Gamecocks Battle Hard at Auburn but Fall Short in Final Moments

Despite falling short at Auburn, South Carolina showed resilience and key improvements that hint at a turning tide for the Gamecocks.

South Carolina Shows Grit, But Falls Just Short at Auburn

AUBURN, Ala. - South Carolina didn’t leave Neville Arena with a win Saturday night, but they did leave with something they didn’t have just a few days earlier: fight.

Coming off a 34-point blowout loss at Arkansas, the Gamecocks could’ve folded. Instead, they battled wire-to-wire in a tough road environment before falling to Auburn, 71-67. It wasn’t pretty, and it wasn’t perfect, but it was progress-and that matters.

“This game, in the pregame, really all we talked about was non-basketball things and competing,” said head coach Lamont Paris. “Handling adversity in a way that you can very quickly get yourself refocused on exactly what is being said for the next play. I thought we did a much better job of that today.”

That mindset showed. South Carolina didn’t shoot the lights out, and they never led after the 14:53 mark in the first half.

But they never let the game get away either. Every time Auburn looked ready to pull away, the Gamecocks found a way to claw back in.

It was a game where the intangibles mattered just as much as the box score. South Carolina played with poise, stayed connected, and kept swinging-even when Auburn landed a few haymakers.

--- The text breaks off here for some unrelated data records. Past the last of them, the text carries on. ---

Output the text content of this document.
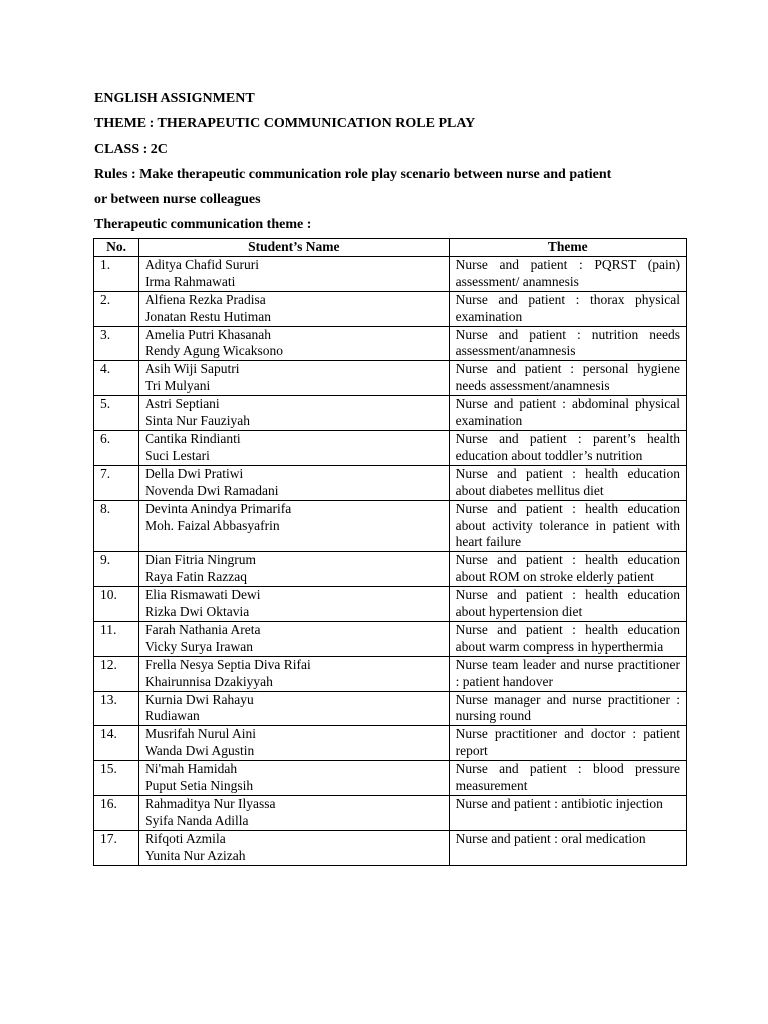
ENGLISH ASSIGNMENT

THEME : THERAPEUTIC COMMUNICATION ROLE PLAY

CLASS : 2C

Rules : Make therapeutic communication role play scenario between nurse and patient

or between nurse colleagues

Therapeutic communication theme :

No.	Student’s Name	Theme
1.	Aditya Chafid Sururi
Irma Rahmawati	Nurse and patient : PQRST (pain) assessment/ anamnesis
2.	Alfiena Rezka Pradisa
Jonatan Restu Hutiman	Nurse and patient : thorax physical examination
3.	Amelia Putri Khasanah
Rendy Agung Wicaksono	Nurse and patient : nutrition needs assessment/anamnesis
4.	Asih Wiji Saputri
Tri Mulyani	Nurse and patient : personal hygiene needs assessment/anamnesis
5.	Astri Septiani
Sinta Nur Fauziyah	Nurse and patient : abdominal physical examination
6.	Cantika Rindianti
Suci Lestari	Nurse and patient : parent’s health education about toddler’s nutrition
7.	Della Dwi Pratiwi
Novenda Dwi Ramadani	Nurse and patient : health education about diabetes mellitus diet
8.	Devinta Anindya Primarifa
Moh. Faizal Abbasyafrin	Nurse and patient : health education about activity tolerance in patient with heart failure
9.	Dian Fitria Ningrum
Raya Fatin Razzaq	Nurse and patient : health education about ROM on stroke elderly patient
10.	Elia Rismawati Dewi
Rizka Dwi Oktavia	Nurse and patient : health education about hypertension diet
11.	Farah Nathania Areta
Vicky Surya Irawan	Nurse and patient : health education about warm compress in hyperthermia
12.	Frella Nesya Septia Diva Rifai
Khairunnisa Dzakiyyah	Nurse team leader and nurse practitioner : patient handover
13.	Kurnia Dwi Rahayu
Rudiawan	Nurse manager and nurse practitioner : nursing round
14.	Musrifah Nurul Aini
Wanda Dwi Agustin	Nurse practitioner and doctor : patient report
15.	Ni'mah Hamidah
Puput Setia Ningsih	Nurse and patient : blood pressure measurement
16.	Rahmaditya Nur Ilyassa
Syifa Nanda Adilla	Nurse and patient : antibiotic injection
17.	Rifqoti Azmila
Yunita Nur Azizah	Nurse and patient : oral medication
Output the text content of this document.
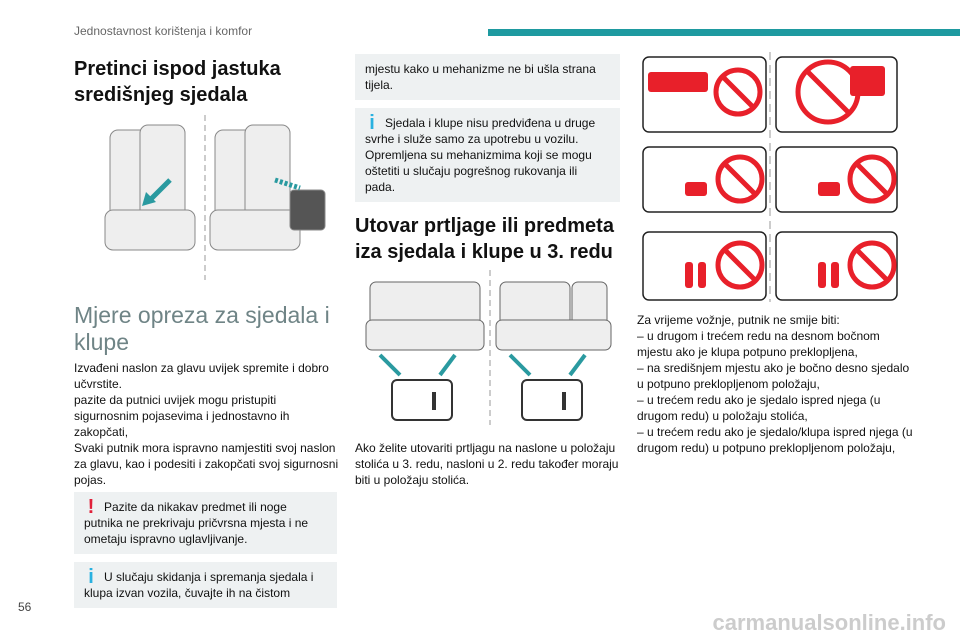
Jednostavnost korištenja i komfor
Pretinci ispod jastuka središnjeg sjedala
Mjere opreza za sjedala i klupe

Izvađeni naslon za glavu uvijek spremite i dobro učvrstite.

pazite da putnici uvijek mogu pristupiti sigurnosnim pojasevima i jednostavno ih zakopčati,

Svaki putnik mora ispravno namjestiti svoj naslon za glavu, kao i podesiti i zakopčati svoj sigurnosni pojas.

! Pazite da nikakav predmet ili noge putnika ne prekrivaju pričvrsna mjesta i ne ometaju ispravno uglavljivanje.
i U slučaju skidanja i spremanja sjedala i klupa izvan vozila, čuvajte ih na čistom
mjestu kako u mehanizme ne bi ušla strana tijela.
i Sjedala i klupe nisu predviđena u druge svrhe i služe samo za upotrebu u vozilu. Opremljena su mehanizmima koji se mogu oštetiti u slučaju pogrešnog rukovanja ili pada.
Utovar prtljage ili predmeta iza sjedala i klupe u 3. redu

Ako želite utovariti prtljagu na naslone u položaju stolića u 3. redu, nasloni u 2. redu također moraju biti u položaju stolića.

Za vrijeme vožnje, putnik ne smije biti:

– u drugom i trećem redu na desnom bočnom mjestu ako je klupa potpuno preklopljena,

– na središnjem mjestu ako je bočno desno sjedalo u potpuno preklopljenom položaju,

– u trećem redu ako je sjedalo ispred njega (u drugom redu) u položaju stolića,

– u trećem redu ako je sjedalo/klupa ispred njega (u drugom redu) u potpuno preklopljenom položaju,

56
carmanualsonline.info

Let’s be clear: Auburn made the plays when it counted. The Tigers hit key shots down the stretch, converted at the free throw line, and held off a furious South Carolina rally in the final minutes. But it wasn’t without a scare.

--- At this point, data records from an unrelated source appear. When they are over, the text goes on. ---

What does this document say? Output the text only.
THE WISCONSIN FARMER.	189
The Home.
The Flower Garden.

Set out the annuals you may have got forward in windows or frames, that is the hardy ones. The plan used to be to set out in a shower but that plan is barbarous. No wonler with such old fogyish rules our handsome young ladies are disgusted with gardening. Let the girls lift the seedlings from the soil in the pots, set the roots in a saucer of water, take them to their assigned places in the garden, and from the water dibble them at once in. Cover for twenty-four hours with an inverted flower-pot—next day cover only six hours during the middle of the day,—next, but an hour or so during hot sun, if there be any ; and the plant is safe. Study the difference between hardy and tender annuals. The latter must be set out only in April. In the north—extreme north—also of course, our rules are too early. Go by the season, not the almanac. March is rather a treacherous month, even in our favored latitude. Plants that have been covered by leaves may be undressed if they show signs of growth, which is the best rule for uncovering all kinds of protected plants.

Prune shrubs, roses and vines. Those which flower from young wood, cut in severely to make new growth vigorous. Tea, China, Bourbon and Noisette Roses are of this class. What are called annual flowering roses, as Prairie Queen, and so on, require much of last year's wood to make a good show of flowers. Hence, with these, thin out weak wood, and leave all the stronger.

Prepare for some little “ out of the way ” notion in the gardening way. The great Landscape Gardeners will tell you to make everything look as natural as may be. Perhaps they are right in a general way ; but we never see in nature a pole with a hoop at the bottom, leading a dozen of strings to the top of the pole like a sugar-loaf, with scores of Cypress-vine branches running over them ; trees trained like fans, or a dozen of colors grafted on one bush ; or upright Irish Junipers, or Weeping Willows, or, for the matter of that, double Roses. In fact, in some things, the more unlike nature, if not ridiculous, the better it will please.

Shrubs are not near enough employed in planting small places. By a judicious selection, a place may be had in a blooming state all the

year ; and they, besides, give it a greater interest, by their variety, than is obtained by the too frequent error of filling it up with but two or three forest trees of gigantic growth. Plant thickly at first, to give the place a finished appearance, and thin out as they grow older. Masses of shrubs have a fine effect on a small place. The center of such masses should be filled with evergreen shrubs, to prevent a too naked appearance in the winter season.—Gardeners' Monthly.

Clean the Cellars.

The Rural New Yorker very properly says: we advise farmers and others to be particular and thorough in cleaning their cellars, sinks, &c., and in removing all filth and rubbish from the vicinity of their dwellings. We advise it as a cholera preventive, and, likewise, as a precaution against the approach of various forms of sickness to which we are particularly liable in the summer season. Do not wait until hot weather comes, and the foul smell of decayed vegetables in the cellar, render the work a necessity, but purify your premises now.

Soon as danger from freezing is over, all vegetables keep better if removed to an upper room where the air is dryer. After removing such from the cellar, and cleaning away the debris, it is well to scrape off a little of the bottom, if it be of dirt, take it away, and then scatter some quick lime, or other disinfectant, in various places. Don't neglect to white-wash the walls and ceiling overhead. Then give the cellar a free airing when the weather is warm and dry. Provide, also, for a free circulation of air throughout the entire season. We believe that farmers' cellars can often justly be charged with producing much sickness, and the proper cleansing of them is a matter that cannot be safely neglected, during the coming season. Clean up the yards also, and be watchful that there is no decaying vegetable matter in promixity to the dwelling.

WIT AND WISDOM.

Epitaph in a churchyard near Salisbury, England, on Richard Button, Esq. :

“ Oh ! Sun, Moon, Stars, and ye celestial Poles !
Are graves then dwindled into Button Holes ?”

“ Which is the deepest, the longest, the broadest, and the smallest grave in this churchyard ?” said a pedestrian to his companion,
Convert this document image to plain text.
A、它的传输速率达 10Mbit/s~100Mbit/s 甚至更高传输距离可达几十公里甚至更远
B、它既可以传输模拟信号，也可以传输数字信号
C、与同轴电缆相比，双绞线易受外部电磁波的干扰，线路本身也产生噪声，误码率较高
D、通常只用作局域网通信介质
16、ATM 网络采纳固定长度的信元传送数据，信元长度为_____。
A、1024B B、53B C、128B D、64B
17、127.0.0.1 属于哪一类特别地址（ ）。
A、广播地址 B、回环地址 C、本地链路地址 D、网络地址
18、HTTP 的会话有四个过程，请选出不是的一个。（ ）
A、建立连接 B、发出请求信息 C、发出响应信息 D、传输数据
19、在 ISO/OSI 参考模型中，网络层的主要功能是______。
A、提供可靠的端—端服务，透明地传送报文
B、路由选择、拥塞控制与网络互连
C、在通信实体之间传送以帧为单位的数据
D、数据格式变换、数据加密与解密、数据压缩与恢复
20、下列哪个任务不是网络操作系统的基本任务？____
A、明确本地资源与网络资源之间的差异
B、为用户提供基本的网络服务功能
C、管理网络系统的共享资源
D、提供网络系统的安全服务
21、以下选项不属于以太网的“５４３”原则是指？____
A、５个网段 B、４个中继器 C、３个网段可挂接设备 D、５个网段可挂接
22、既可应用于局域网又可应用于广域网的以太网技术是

The Gamecocks trailed by 11 with under five minutes to play. That’s usually the point where road teams fade.

Instead, South Carolina closed the game on a 5-for-5 shooting run, including a deep three from senior guard Meechie Johnson that cut the deficit to just two with four seconds left. Auburn iced it at the line, but the Gamecocks made them earn it.

“My team definitely fought today, given the last performance we had at Arkansas,” Johnson said. “Coach definitely cooked us in film, showed the plays and things we didn’t do well, and that hit guys pretty hard.

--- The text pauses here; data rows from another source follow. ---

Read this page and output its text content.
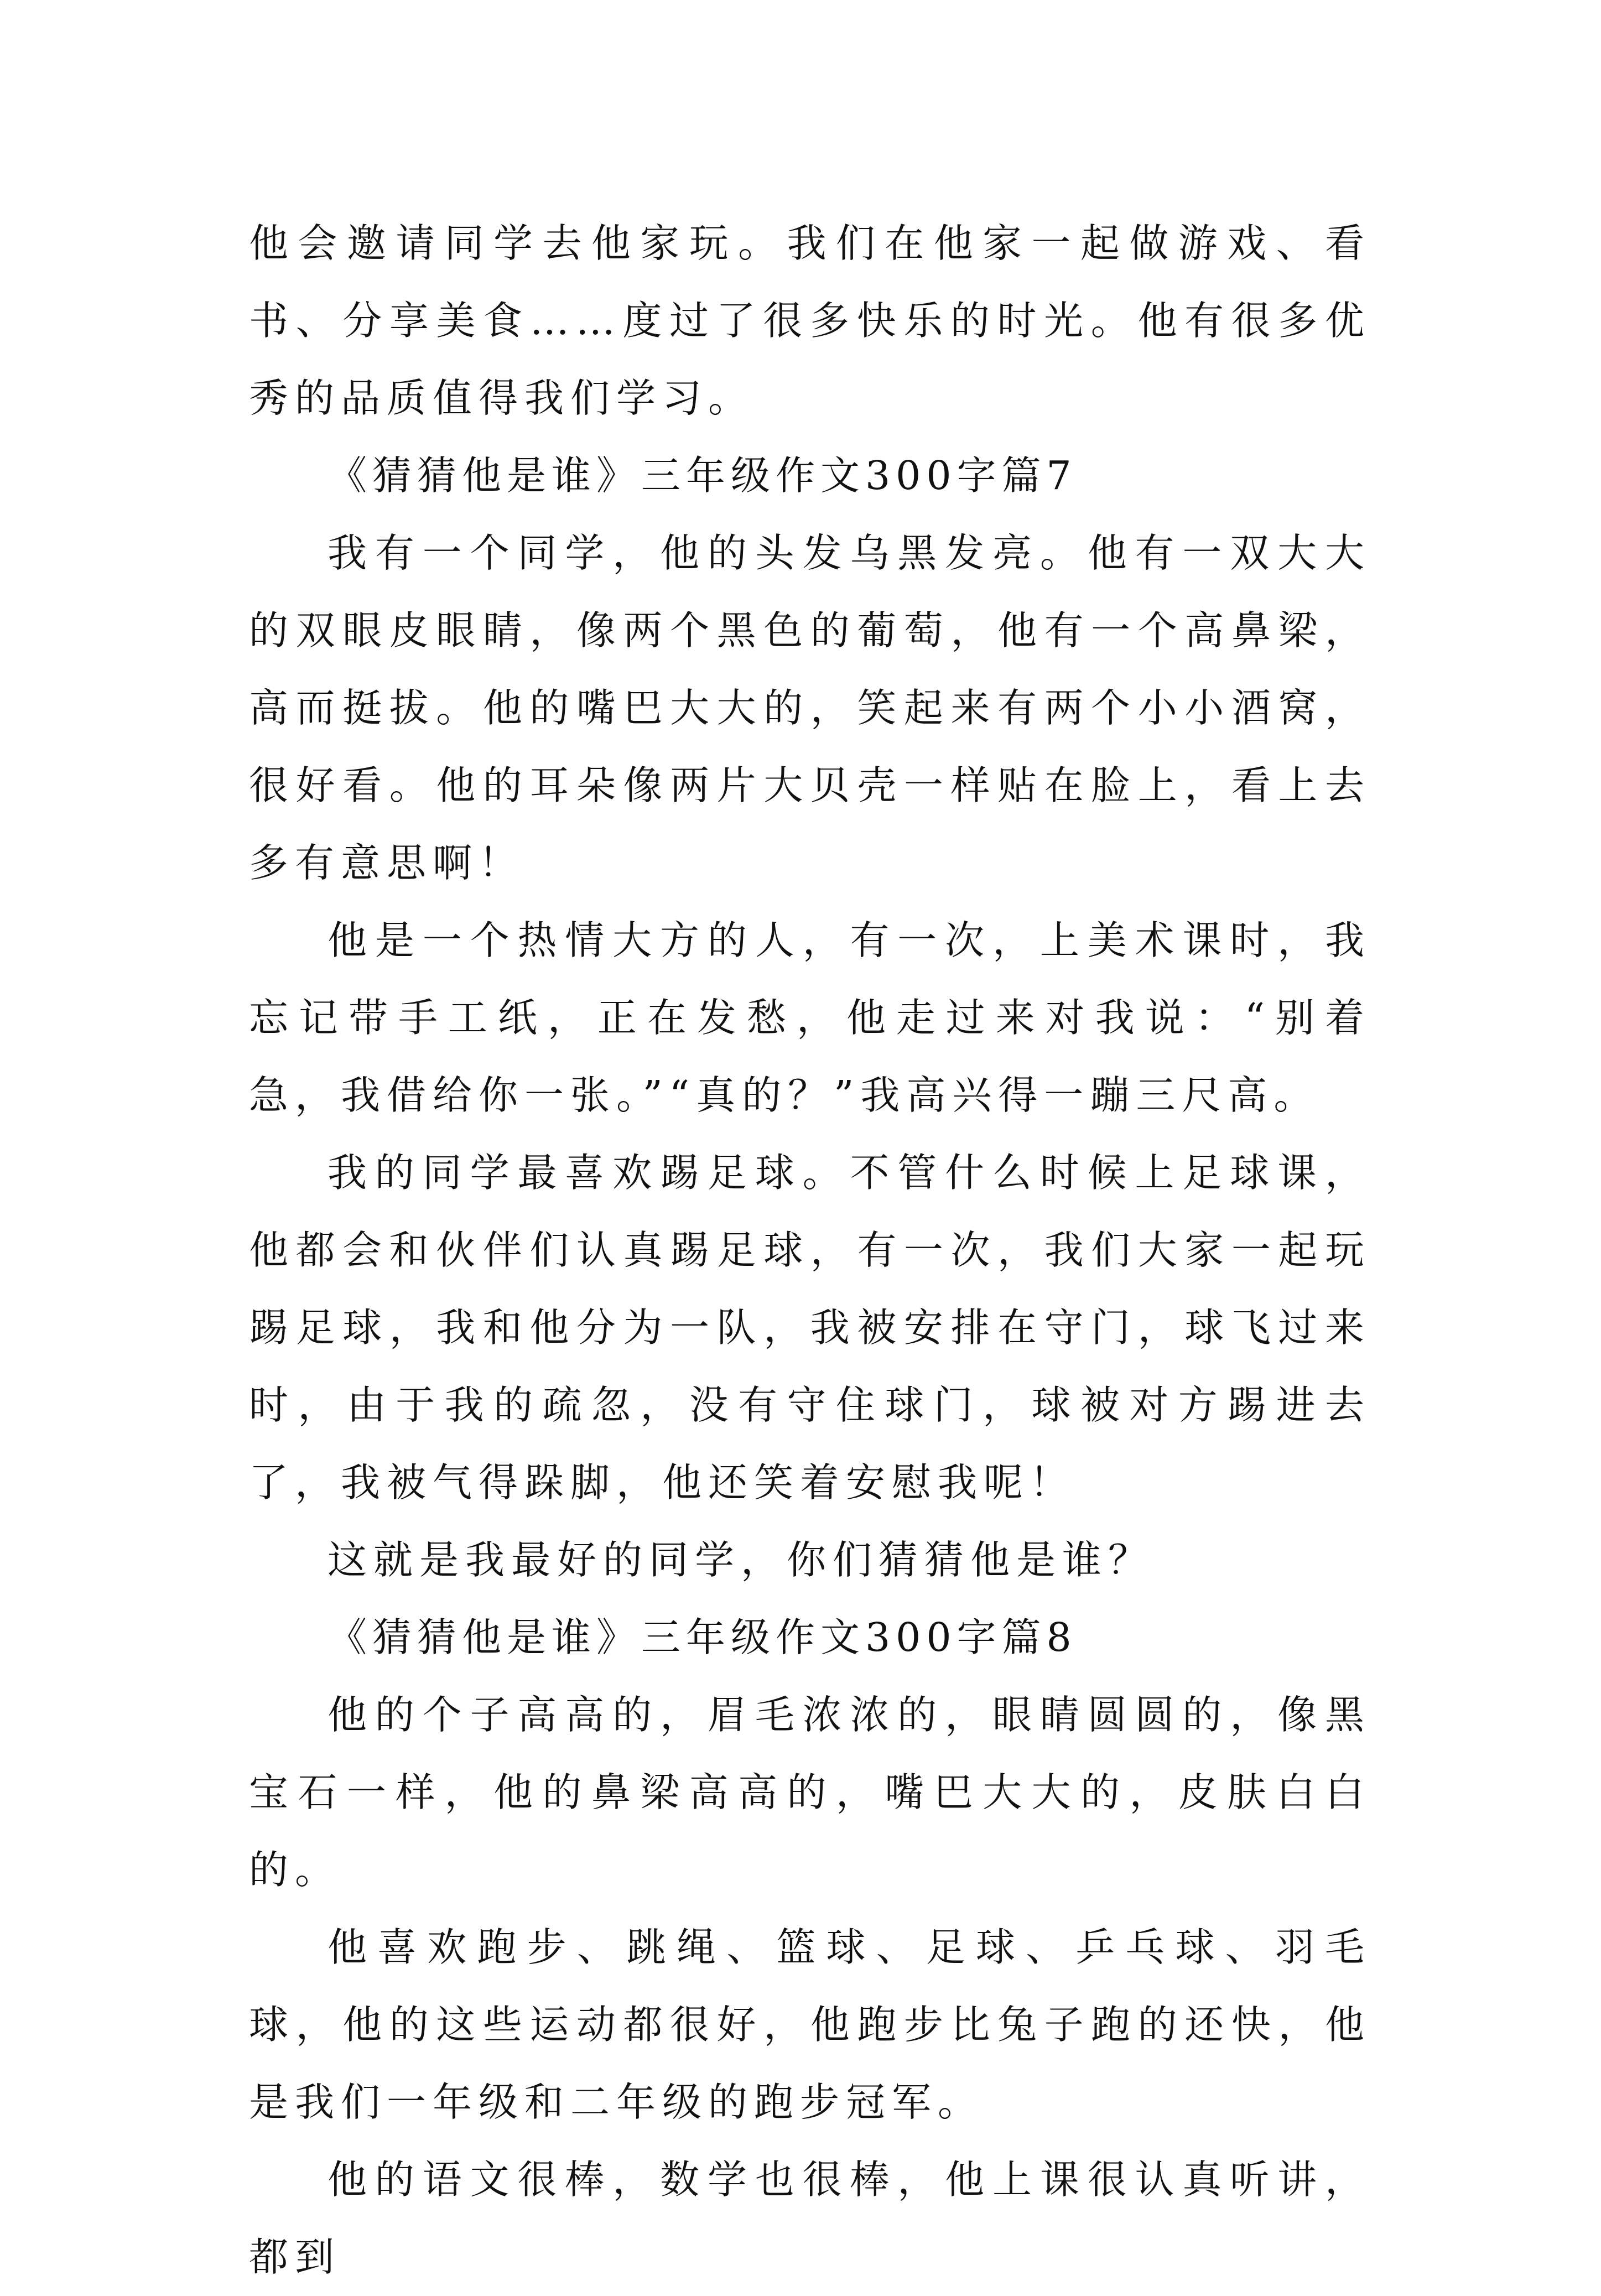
他会邀请同学去他家玩。我们在他家一起做游戏、看书、分享美食……度过了很多快乐的时光。他有很多优秀的品质值得我们学习。

《猜猜他是谁》三年级作文300字篇7

我有一个同学，他的头发乌黑发亮。他有一双大大的双眼皮眼睛，像两个黑色的葡萄，他有一个高鼻梁，高而挺拔。他的嘴巴大大的，笑起来有两个小小酒窝，很好看。他的耳朵像两片大贝壳一样贴在脸上，看上去多有意思啊！

他是一个热情大方的人，有一次，上美术课时，我忘记带手工纸，正在发愁，他走过来对我说：“别着急，我借给你一张。”“真的？”我高兴得一蹦三尺高。

我的同学最喜欢踢足球。不管什么时候上足球课，他都会和伙伴们认真踢足球，有一次，我们大家一起玩踢足球，我和他分为一队，我被安排在守门，球飞过来时，由于我的疏忽，没有守住球门，球被对方踢进去了，我被气得跺脚，他还笑着安慰我呢！

这就是我最好的同学，你们猜猜他是谁？

《猜猜他是谁》三年级作文300字篇8

他的个子高高的，眉毛浓浓的，眼睛圆圆的，像黑宝石一样，他的鼻梁高高的，嘴巴大大的，皮肤白白的。

他喜欢跑步、跳绳、篮球、足球、乒乓球、羽毛球，他的这些运动都很好，他跑步比兔子跑的还快，他是我们一年级和二年级的跑步冠军。

他的语文很棒，数学也很棒，他上课很认真听讲，都到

We still got a lot to clean up that will help us win games. We came out today, fought hard, really wanted to win.”

Johnson led the way with 17 points, while Kobe Knox chipped in 12 and nearly grabbed a double-double. Three other Gamecocks hit double figures in scoring, and the team played without freshman Eli Ellis, their fourth-leading scorer. Still, they held their own.

The first half was a grind for both sides. The teams combined to shoot just 29.3% from the field and a frigid 13.0% from three.

Auburn did most of its damage inside, outscoring South Carolina 18-8 in the paint before halftime. But the Gamecocks won the battle on the boards and didn’t allow a single second-chance point in the first 20 minutes.

The second half saw the Tigers string together a 5-of-7 shooting stretch to open up a nine-point lead. South Carolina answered with a 7-2 run of its own to keep things tight. That was the rhythm of the night-Auburn would surge, South Carolina would respond.

One of the key moments came with just under five minutes left. Auburn’s Filip Jovic picked off a pass and threw down a dunk in transition, pushing the lead to 11 and igniting the home crowd of over 9,000.

But South Carolina didn’t flinch. A three from Myles Stute and a quick bucket off a steal pulled the Gamecocks right back within striking distance.

“We focused on ourselves as a team and how we respond to what happens,” said freshman EJ Walker. “Coach emphasized getting in our huddles after fouls and dead balls, come together, talk to each other and get a good message and thoughts.”

The Gamecocks may not have gotten the win, but they showed signs of a team starting to figure out how to compete in the SEC. After the Arkansas loss, this was a necessary step forward.

Now, it’s about building on it.

South Carolina returns home Tuesday night to face Oklahoma at Colonial Life Arena. The Sooners are also coming off a tough loss, having squandered an 11-point halftime lead against Alabama.

Both teams will be hungry. Tipoff is set for 7 p.m. on SEC Network.